To the Editor:
“The patient does not smoke and drinks occasionally.” This, sadly, is the patient's social history as recorded in too many of our medical records.
The social history has fallen into disrepair. Physicians can and must do better. In the drive for efficiency and reliance on technology, the connection between patient and doctor need not be lost.1 We should aim to at least equal good hairstylists, who keep track of personal details on cards or in memory so they can make connections with their clients. “So how is your son doing in college?” “Did you plant a garden again this year?”
Along with the chance to connect with the patient as a person, the social history can provide vital early clues to the presence of disease, guide physical exam and test-ordering strategies, and facilitate the provision of cost-effective, evidence-based care. For example, the golfer who no longer golfs due to dyspnea on exertion is developing the first signs of heart failure, lung disease, or anemia; if the doctor doesn't know about this change and must wait for other clues, valuable months are lost.
For one patient with COPD who came to the emergency department, the social history, with a simple question about pets, revealed crucial data. “My dog becomes visibly agitated and starts barking after smelling my breath when I'm getting sick,” she offered quickly when asked. Literally, her dog caused her to seek care.
How can we physicians change the culture of our institutions to promote the taking of a proper social history? We must role-model how to take a social history for our trainees and peers. An illustrative poem or short work of literature can be incorporated into morning report or teaching rounds. In these and other ways, we must encourage trainees and peers to spend dedicated time with patients, sitting down and getting to know them as people. With careful listening, the focus of the physician can be directed to what is most important to the patient.2 By knowing patients better—and taking better social histories—we will provide better care and will be more fulfilled and energized in our work as physicians.

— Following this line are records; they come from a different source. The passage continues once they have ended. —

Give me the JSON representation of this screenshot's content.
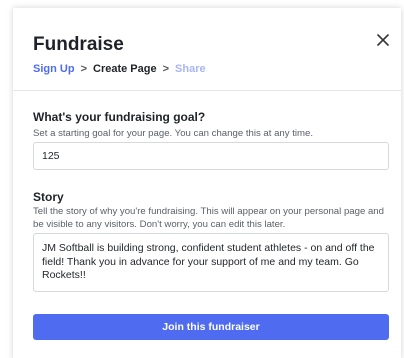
{
  "modal": {
    "title": "Fundraise",
    "close_icon": "close-icon"
  },
  "breadcrumb": {
    "steps": [
      "Sign Up",
      "Create Page",
      "Share"
    ],
    "separator": ">",
    "colors": {
      "active": "#4f6cf0",
      "current": "#1f2329",
      "upcoming": "#a8b6f5"
    }
  },
  "goal": {
    "label": "What's your fundraising goal?",
    "help": "Set a starting goal for your page. You can change this at any time.",
    "value": "125"
  },
  "story": {
    "label": "Story",
    "help": "Tell the story of why you're fundraising. This will appear on your personal page and be visible to any visitors. Don't worry, you can edit this later.",
    "value": "JM Softball is building strong, confident student athletes - on and off the field!  Thank you in advance for your support of me and my team.  Go Rockets!!"
  },
  "submit": {
    "label": "Join this fundraiser",
    "color": "#4f6cf0"
  }
}
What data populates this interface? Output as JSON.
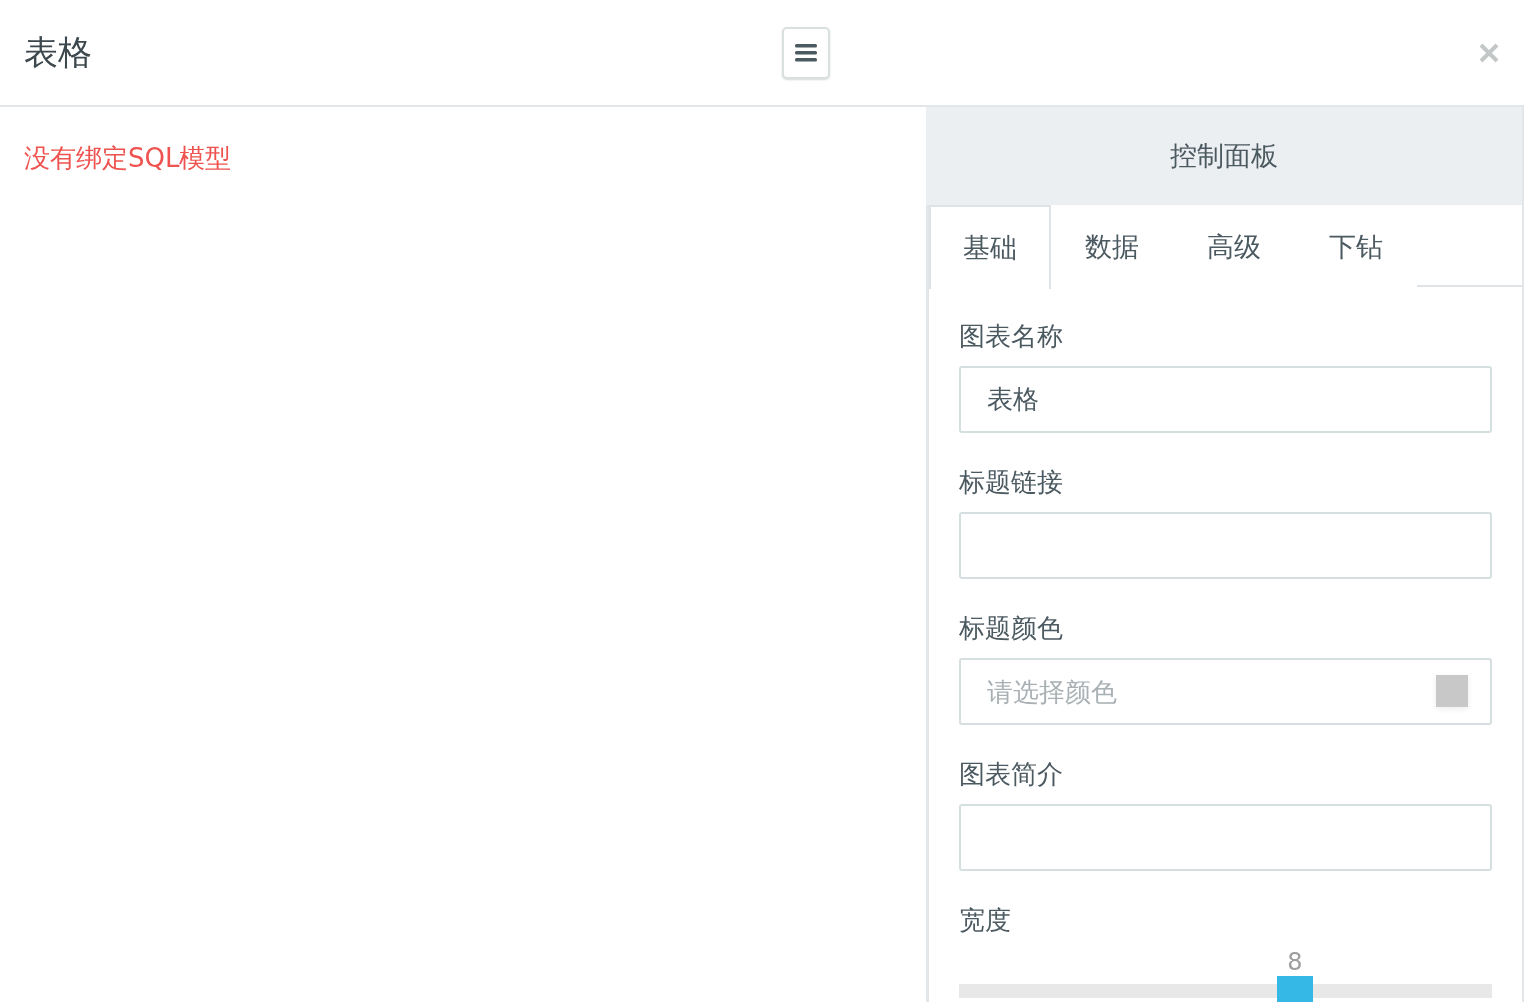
{
  "header": {
    "title": "表格"
  },
  "message": "没有绑定SQL模型",
  "panel": {
    "title": "控制面板",
    "tabs": [
      {
        "label": "基础",
        "selected": true
      },
      {
        "label": "数据",
        "selected": false
      },
      {
        "label": "高级",
        "selected": false
      },
      {
        "label": "下钻",
        "selected": false
      }
    ],
    "fields": [
      {
        "kind": "text",
        "label": "图表名称",
        "value": "表格"
      },
      {
        "kind": "text",
        "label": "标题链接"
      },
      {
        "kind": "color",
        "label": "标题颜色",
        "placeholder": "请选择颜色",
        "color": "#c8c8c8"
      },
      {
        "kind": "text",
        "label": "图表简介"
      },
      {
        "kind": "slider",
        "label": "宽度",
        "reading": "8",
        "level": 0.63
      }
    ]
  }
}
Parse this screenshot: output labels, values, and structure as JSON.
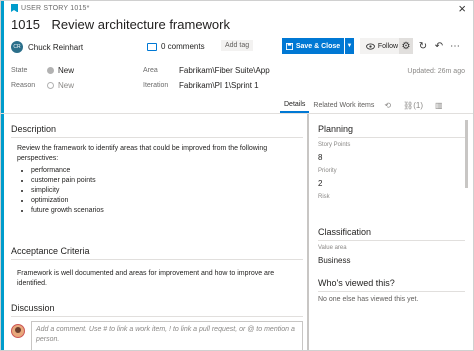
{
  "breadcrumb": "USER STORY 1015*",
  "close_glyph": "×",
  "work_item": {
    "id": "1015",
    "title": "Review architecture framework"
  },
  "owner": {
    "initials": "CR",
    "name": "Chuck Reinhart"
  },
  "toolbar": {
    "comments": "0 comments",
    "add_tag": "Add tag",
    "save_label": "Save & Close",
    "follow_label": "Follow",
    "save_icon": "save-icon",
    "accent": "#0078d4"
  },
  "fields": {
    "state_label": "State",
    "state_value": "New",
    "reason_label": "Reason",
    "reason_value": "New",
    "area_label": "Area",
    "area_value": "Fabrikam\\Fiber Suite\\App",
    "iteration_label": "Iteration",
    "iteration_value": "Fabrikam\\PI 1\\Sprint 1",
    "updated": "Updated: 26m ago"
  },
  "tabs": {
    "details": "Details",
    "related": "Related Work items",
    "links_count": "(1)"
  },
  "description": {
    "title": "Description",
    "text": "Review the framework to identify areas that could be improved from the following perspectives:",
    "items": [
      "performance",
      "customer pain points",
      "simplicity",
      "optimization",
      "future growth scenarios"
    ]
  },
  "acceptance": {
    "title": "Acceptance Criteria",
    "text": "Framework is well documented and areas for improvement and how to improve are identified."
  },
  "discussion": {
    "title": "Discussion",
    "placeholder": "Add a comment. Use # to link a work item, ! to link a pull request, or @ to mention a person."
  },
  "planning": {
    "title": "Planning",
    "story_points_label": "Story Points",
    "story_points": "8",
    "priority_label": "Priority",
    "priority": "2",
    "risk_label": "Risk"
  },
  "classification": {
    "title": "Classification",
    "value_area_label": "Value area",
    "value_area": "Business"
  },
  "viewed": {
    "title": "Who's viewed this?",
    "text": "No one else has viewed this yet."
  }
}
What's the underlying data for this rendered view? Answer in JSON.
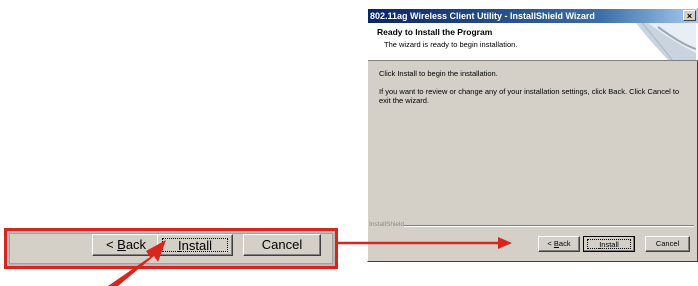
{
  "zoom_callout": {
    "back_label": "< Back",
    "install_label": "Install",
    "cancel_label": "Cancel"
  },
  "dialog": {
    "title": "802.11ag Wireless Client Utility - InstallShield Wizard",
    "close_glyph": "×",
    "header_title": "Ready to Install the Program",
    "header_subtitle": "The wizard is ready to begin installation.",
    "body_line1": "Click Install to begin the installation.",
    "body_line2": "If you want to review or change any of your installation settings, click Back. Click Cancel to exit the wizard.",
    "installshield_label": "InstallShield",
    "back_label": "< Back",
    "install_label": "Install",
    "cancel_label": "Cancel"
  },
  "colors": {
    "callout_red": "#d9251c",
    "titlebar_start": "#0a246a",
    "dialog_face": "#d4d0c8"
  },
  "icons": [
    "red-pointer-arrow-icon",
    "red-connector-arrow-icon",
    "wizard-header-graphic-icon"
  ]
}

Ruric (Andy) Anderson, MD, MBA
Assistant dean for medical education, NorthShore University HealthSystem, and clinical associate professor of medicine, University of Chicago Pritzker School of Medicine, Evanston, Illinois; firstname.lastname@example.org.
David Schiedermayer, MD
ThedaCare Palliative Medicine Service, Theda Clark Medical Center, Neenah, Wisconsin.
1 Verghese A. Culture shock—Patient as icon, icon as patient. N Engl J Med. 2008;359:2748–2751.
2 Haidet P, Paterniti DA. “Building” a history rather than “taking” one: A perspective on information sharing during the medical interview. Arch Intern Med. 2003;163:1134–1140.